Juzgan estos días al fulano joven que agredió y vejó a una chica ecuatoriana en el tren. Dice que se arrepiente de lo que hizo. Pide perdón. También alega que no recuerda nada de aquella noche. Y en las imágenes de entonces se le ve con el móvil pegado a la oreja. Una actitud que no guarda mucha relación con la clásica persona que va hasta las cejas de alcohol y droga. Pero en ocasiones no basta con pedir perdón. Me parece a mí que esto de pedir perdón está sobrevalorado entre nosotros. Oiga, mire, que sí, que le he partido la boca a esa mujer, pero me arrepiento, así que hagan el favor de perdonarme. Lo que necesitamos no es que los demás lo sientan, sino que no cometan errores, que no sean violentos, que no vayan por ahí haciendo daño a otras personas. Es como el caso típico del marido que apalea a su mujer. Ella se va de casa y luego él acude a los suegros (si viven aún), a llorar un poco, y acude a los hijos (si los tiene), a llorar otro poco más y después le dice a la mujer que lo siente, de verdad, que ya sabe cómo ha estado de tenso en el trabajo últimamente, y que en el curro lo putean y llega nervioso a cenar. Pero que lo siente. Lo siento mucho, de verdad. Me arrepiento, te pido que me perdones y te prometo cambiar y no volver a hacerlo. El daño ya está hecho. Lo que se necesita no es el arrepentimiento, sino evitar el error y la violencia. Evitar el mal. El tipo en cuestión le echa la culpa a las drogas y al alcohol. Pero las sustancias no son las culpables. Culpable es el uso que hagamos de ellas. Ya lo decía Torrente: que la droga no es mala, no muerde por sí misma.
Por eso digo que está sobrevalorado entre nosotros el arrepentimiento. La culpa. De niños nos enseñaban en la iglesia que basta arrepentirse de los pecados y rezar cuatro avemarías y tres padrenuestros para que la culpa se esfumara. Grave error. Grave error porque muchos de nosotros, al errar en nuestra conducta infantil y sentir el aguijón de la culpa rondando por el estómago, pensábamos que daba igual. Que luego era cuestión de confesarlo todo y de rezar lo que mandara el cura. Y así no se puede, hombre. Propongo que al fulano que agredió a aquella chica le dé una paliza un grupo de tíos briagos y ciegos de ácido, como dice él que estaba cuando la atacó, y que luego, eso sí, le pidan perdón. Oye, mira, que lo sentimos y tal. Nadie se merece una paliza así. Pero compréndenos: la noche, el alcohol, la ira, las drogas… No estábamos en nuestros cabales. Es más: no recordamos nada. Hazte cargo y perdónanos. Y te quedas con la paliza, claro.

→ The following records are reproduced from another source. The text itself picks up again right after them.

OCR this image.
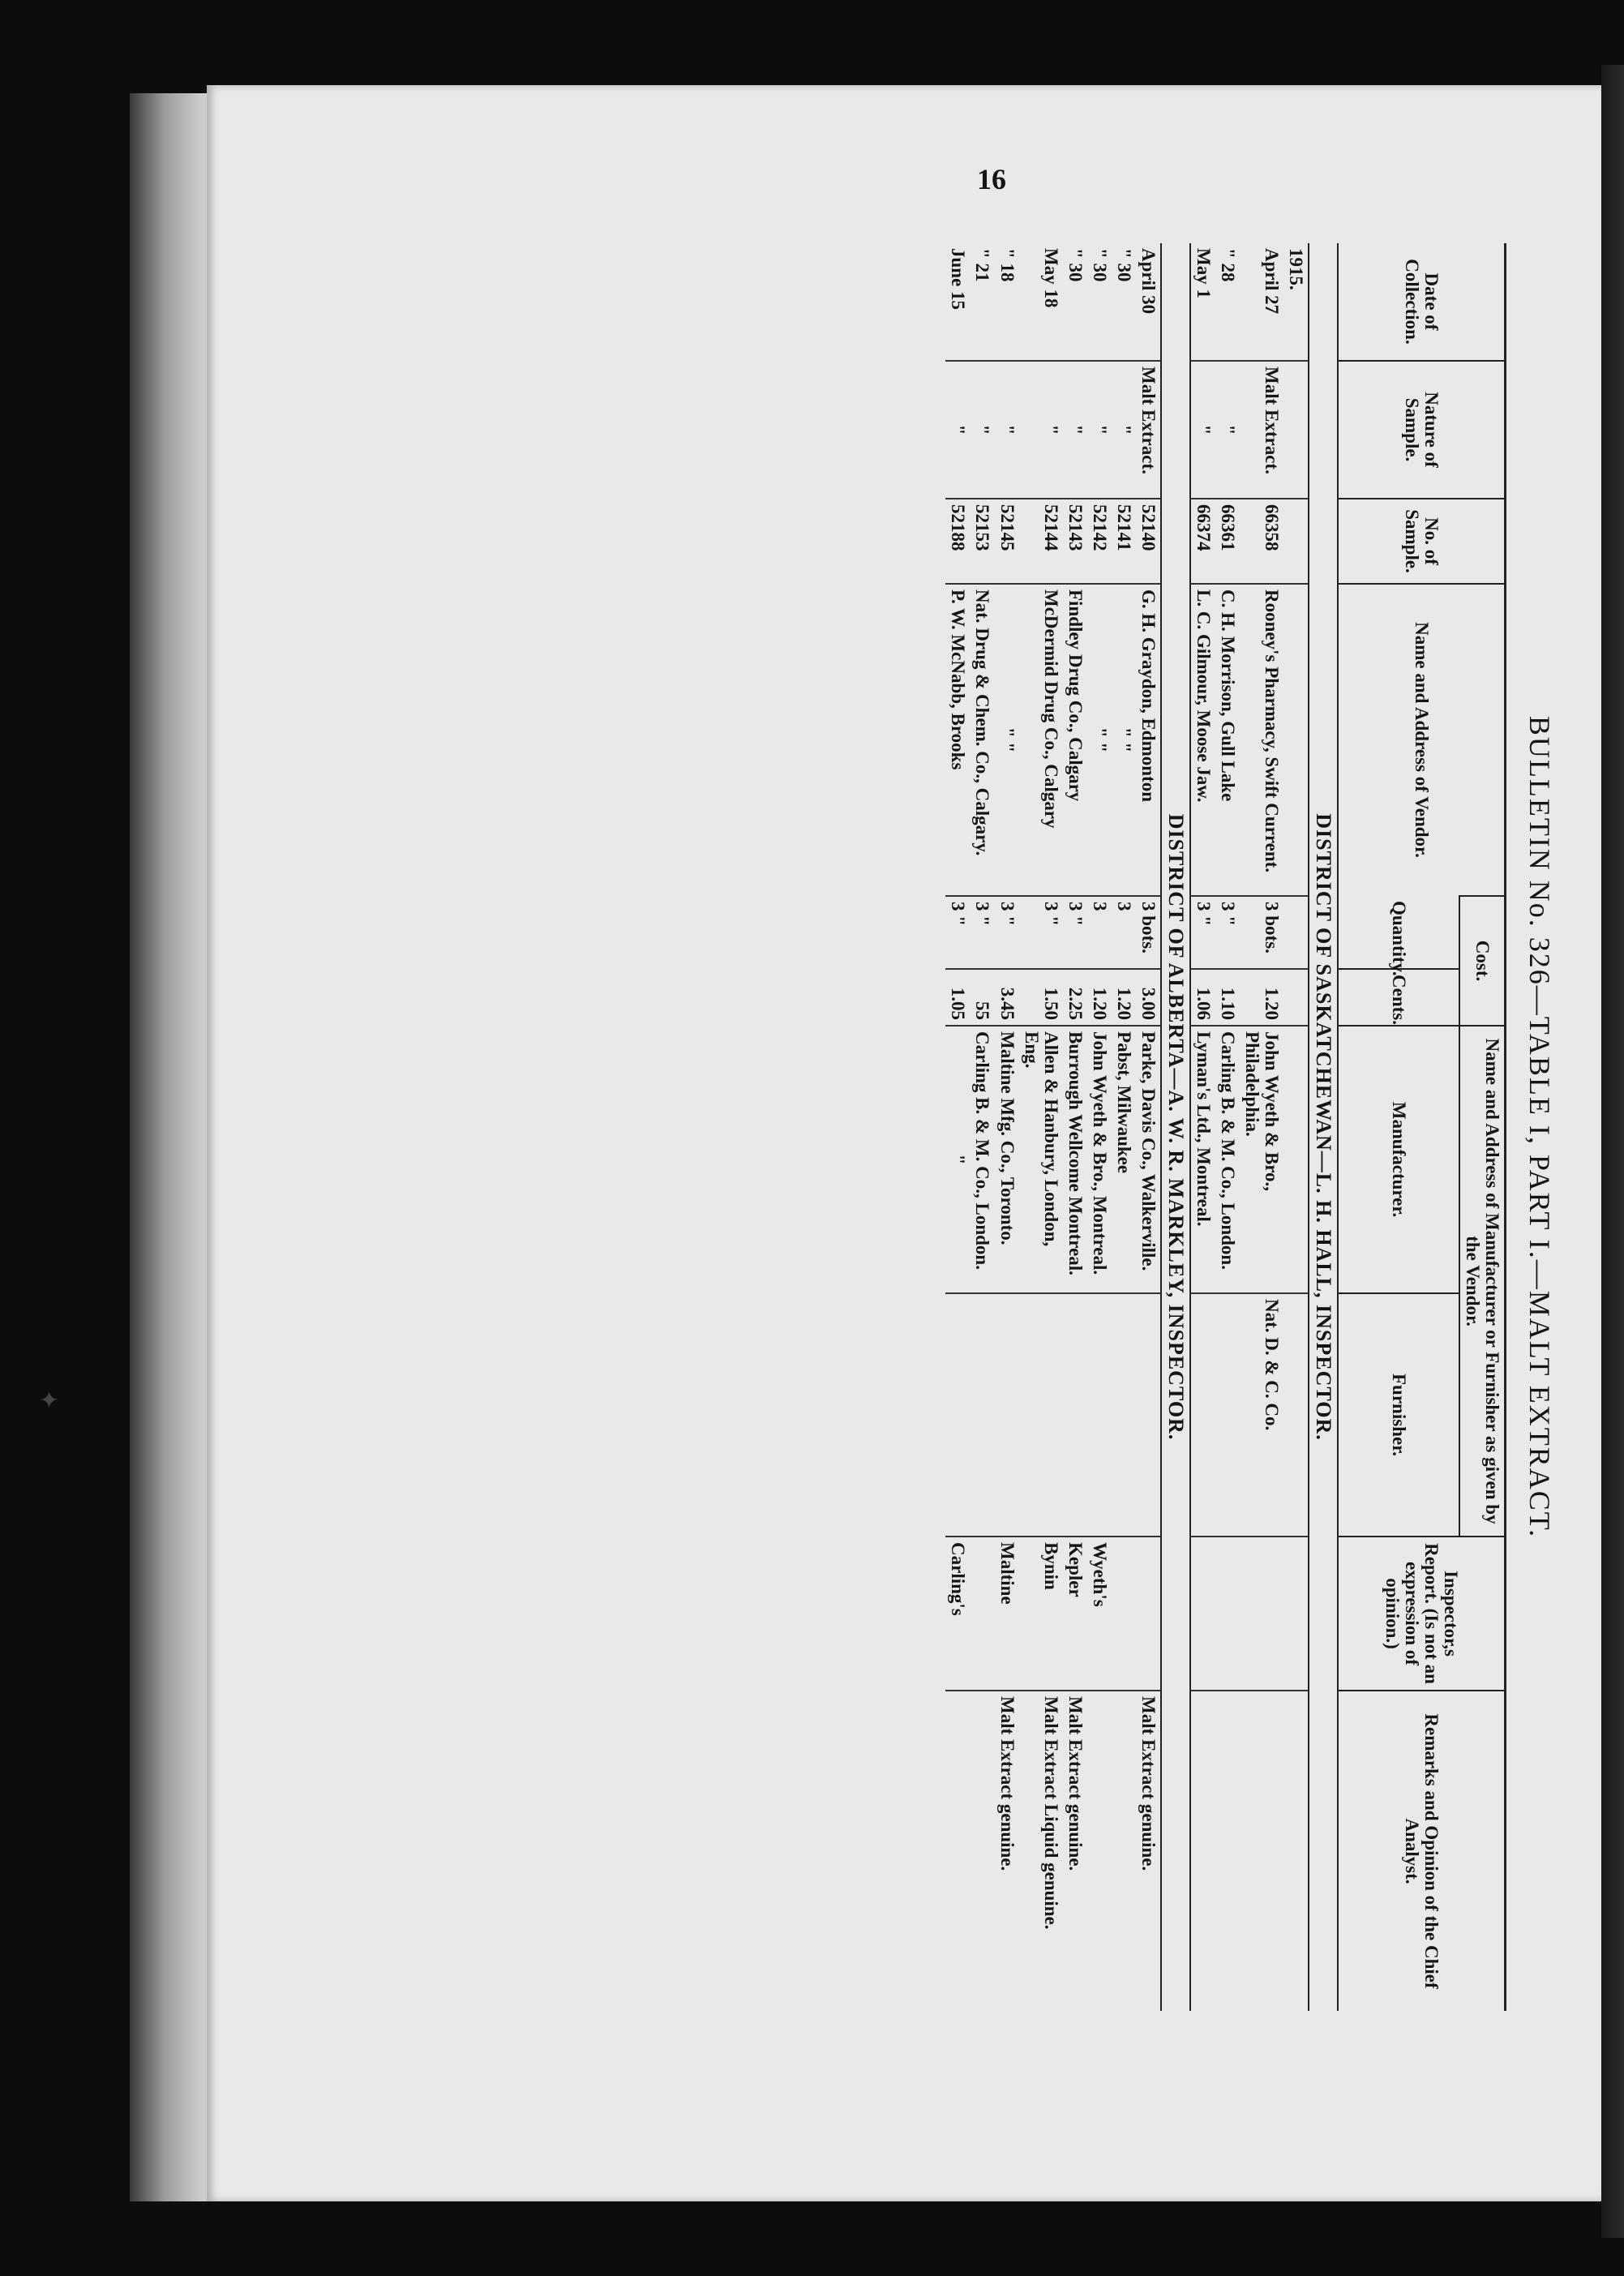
✦
16
BULLETIN No. 326—TABLE I, PART I.—MALT EXTRACT.
Date of Collection.	Nature of Sample.	No. of Sample.	Name and Address of Vendor.	Cost.		Name and Address of Manufacturer or Furnisher as given by the Vendor.		Inspector,s Report. (Is not an expression of opinion.)	Remarks and Opinion of the Chief Analyst.
				Quantity.	Cents.	Manufacturer.	Furnisher.		
DISTRICT OF SASKATCHEWAN—L. H. HALL, INSPECTOR.									
1915.									
April 27	Malt Extract.	66358	Rooney's Pharmacy, Swift Current.	3 bots.	1.20	John Wyeth & Bro., Philadelphia.	Nat. D. & C. Co.		
" 28	"	66361	C. H. Morrison, Gull Lake	3 "	1.10	Carling B. & M. Co., London.			
May 1	"	66374	L. C. Gilmour, Moose Jaw.	3 "	1.06	Lyman's Ltd., Montreal.			
DISTRICT OF ALBERTA—A. W. R. MARKLEY, INSPECTOR.									
April 30	Malt Extract.	52140	G. H. Graydon, Edmonton	3 bots.	3.00	Parke, Davis Co., Walkerville.			Malt Extract genuine.
" 30	"	52141	" "	3	1.20	Pabst, Milwaukee			
" 30	"	52142	" "	3	1.20	John Wyeth & Bro., Montreal.		Wyeth's	
" 30	"	52143	Findley Drug Co., Calgary	3 "	2.25	Burrough Wellcome Montreal.		Kepler	Malt Extract genuine.
May 18	"	52144	McDermid Drug Co., Calgary	3 "	1.50	Allen & Hanbury, London, Eng.		Bynin	Malt Extract Liquid genuine.
" 18	"	52145	" "	3 "	3.45	Maltine Mfg. Co., Toronto.		Maltine	Malt Extract genuine.
" 21	"	52153	Nat. Drug & Chem. Co., Calgary.	3 "	55	Carling B. & M. Co., London.			
June 15	"	52188	P. W. McNabb, Brooks	3 "	1.05	"		Carling's	
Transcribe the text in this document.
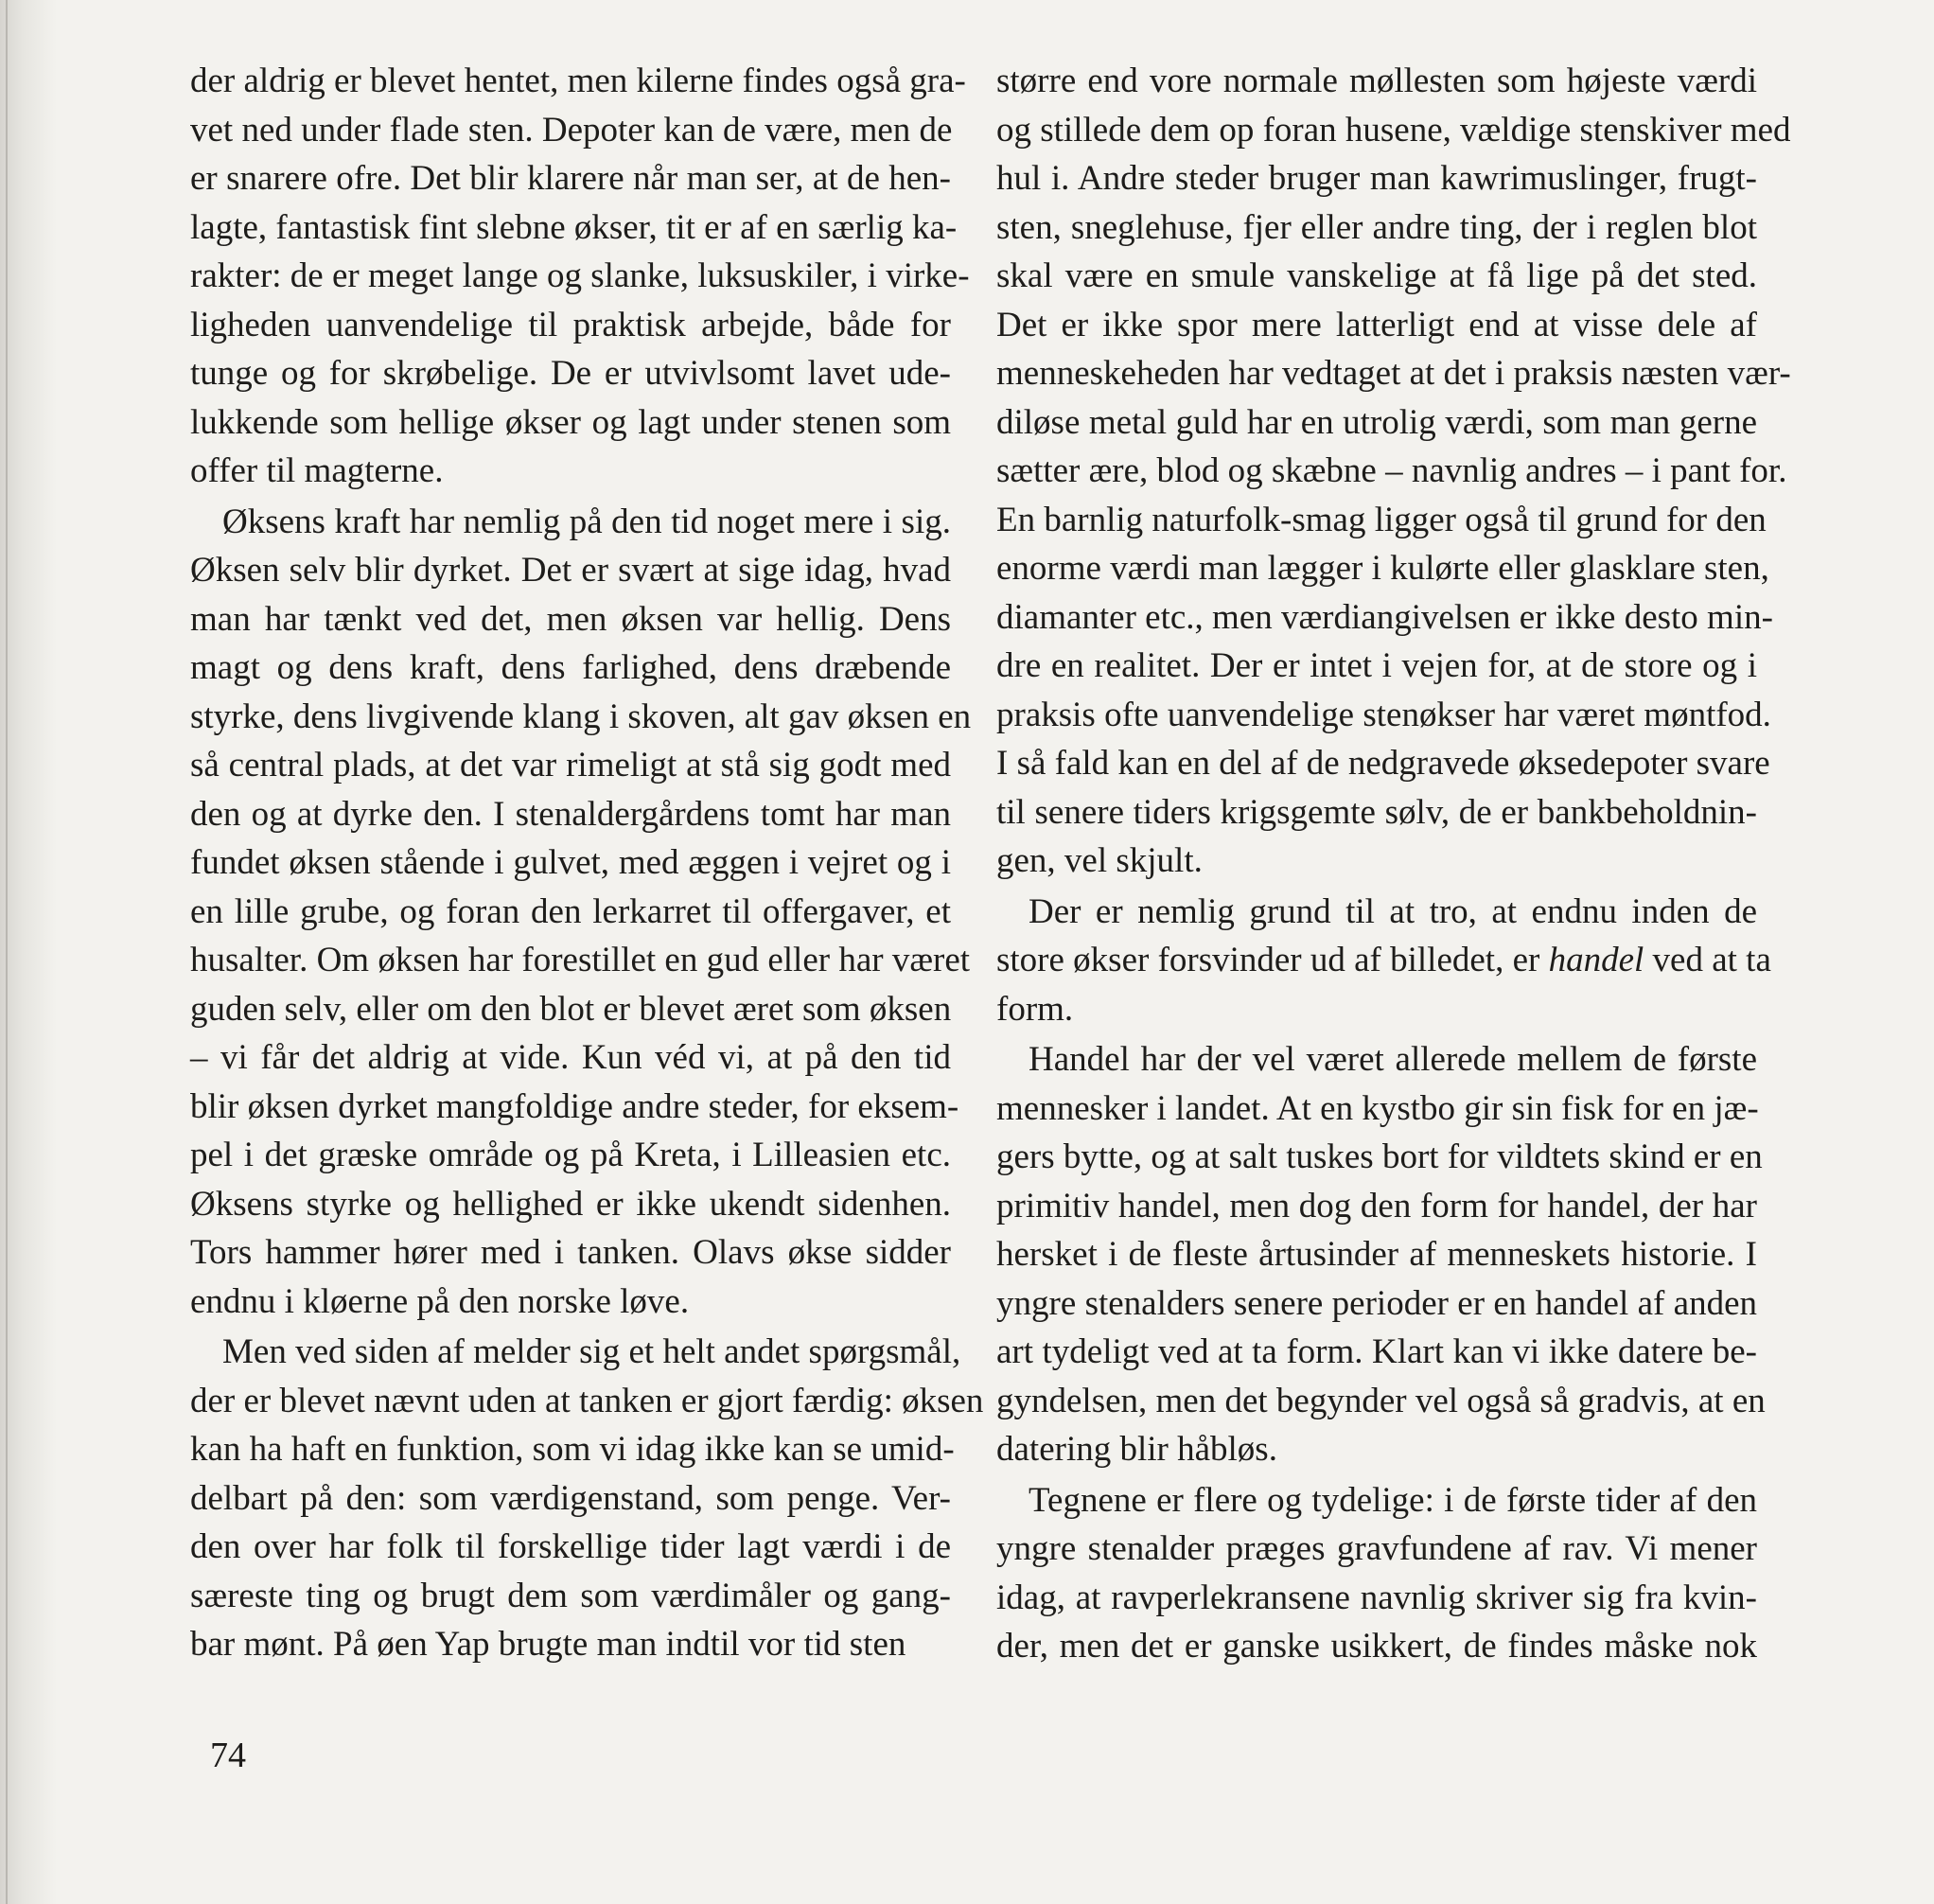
der aldrig er blevet hentet, men kilerne findes også gra-
vet ned under flade sten. Depoter kan de være, men de
er snarere ofre. Det blir klarere når man ser, at de hen-
lagte, fantastisk fint slebne økser, tit er af en særlig ka-
rakter: de er meget lange og slanke, luksuskiler, i virke-
ligheden uanvendelige til praktisk arbejde, både for
tunge og for skrøbelige. De er utvivlsomt lavet ude-
lukkende som hellige økser og lagt under stenen som
offer til magterne.
Øksens kraft har nemlig på den tid noget mere i sig.
Øksen selv blir dyrket. Det er svært at sige idag, hvad
man har tænkt ved det, men øksen var hellig. Dens
magt og dens kraft, dens farlighed, dens dræbende
styrke, dens livgivende klang i skoven, alt gav øksen en
så central plads, at det var rimeligt at stå sig godt med
den og at dyrke den. I stenaldergårdens tomt har man
fundet øksen stående i gulvet, med æggen i vejret og i
en lille grube, og foran den lerkarret til offergaver, et
husalter. Om øksen har forestillet en gud eller har været
guden selv, eller om den blot er blevet æret som øksen
– vi får det aldrig at vide. Kun véd vi, at på den tid
blir øksen dyrket mangfoldige andre steder, for eksem-
pel i det græske område og på Kreta, i Lilleasien etc.
Øksens styrke og hellighed er ikke ukendt sidenhen.
Tors hammer hører med i tanken. Olavs økse sidder
endnu i kløerne på den norske løve.
Men ved siden af melder sig et helt andet spørgsmål,
der er blevet nævnt uden at tanken er gjort færdig: øksen
kan ha haft en funktion, som vi idag ikke kan se umid-
delbart på den: som værdigenstand, som penge. Ver-
den over har folk til forskellige tider lagt værdi i de
særeste ting og brugt dem som værdimåler og gang-
bar mønt. På øen Yap brugte man indtil vor tid sten
større end vore normale møllesten som højeste værdi
og stillede dem op foran husene, vældige stenskiver med
hul i. Andre steder bruger man kawrimuslinger, frugt-
sten, sneglehuse, fjer eller andre ting, der i reglen blot
skal være en smule vanskelige at få lige på det sted.
Det er ikke spor mere latterligt end at visse dele af
menneskeheden har vedtaget at det i praksis næsten vær-
diløse metal guld har en utrolig værdi, som man gerne
sætter ære, blod og skæbne – navnlig andres – i pant for.
En barnlig naturfolk-smag ligger også til grund for den
enorme værdi man lægger i kulørte eller glasklare sten,
diamanter etc., men værdiangivelsen er ikke desto min-
dre en realitet. Der er intet i vejen for, at de store og i
praksis ofte uanvendelige stenøkser har været møntfod.
I så fald kan en del af de nedgravede øksedepoter svare
til senere tiders krigsgemte sølv, de er bankbeholdnin-
gen, vel skjult.
Der er nemlig grund til at tro, at endnu inden de
store økser forsvinder ud af billedet, er handel ved at ta
form.
Handel har der vel været allerede mellem de første
mennesker i landet. At en kystbo gir sin fisk for en jæ-
gers bytte, og at salt tuskes bort for vildtets skind er en
primitiv handel, men dog den form for handel, der har
hersket i de fleste årtusinder af menneskets historie. I
yngre stenalders senere perioder er en handel af anden
art tydeligt ved at ta form. Klart kan vi ikke datere be-
gyndelsen, men det begynder vel også så gradvis, at en
datering blir håbløs.
Tegnene er flere og tydelige: i de første tider af den
yngre stenalder præges gravfundene af rav. Vi mener
idag, at ravperlekransene navnlig skriver sig fra kvin-
der, men det er ganske usikkert, de findes måske nok
74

En esta clase de juicios los acusados siguen un patrón de conducta. Estamos hartos de verlo en la tele. Primero acatan una actitud chulesca, de matones de barrio. De amagar con el puño para que los cámaras crean que les van a meter un golpe. Luego van agachando las orejas, con las detenciones y mientras esperan a que se celebre el juicio. Finalmente, muestran una actitud llorona. Arrepentimiento. Confesión. Culpa. Oiga, mire, que en el fondo yo no soy malo. No se sabe si lo sienten de verdad o no, pero las penas se rebajan de ese modo. Cuando asumes tu culpabilidad y dices que vas a enmendarte. Estamos cansados de ver casos así. Gente apaleada. Mujeres molidas a golpes. Vagabundos quemados vivos. Y luego los culpables diciendo que lo sienten mucho, que se les fue la mano, que no era su intención. Pues no lo sienta usted tanto y asuma su castigo. Asumir la culpa y pedir perdón ya no basta. Porque la mayoría lo utiliza como un escudo. La excusa perfecta. Fui malo, pero ahora soy bueno, ustedes perdonen.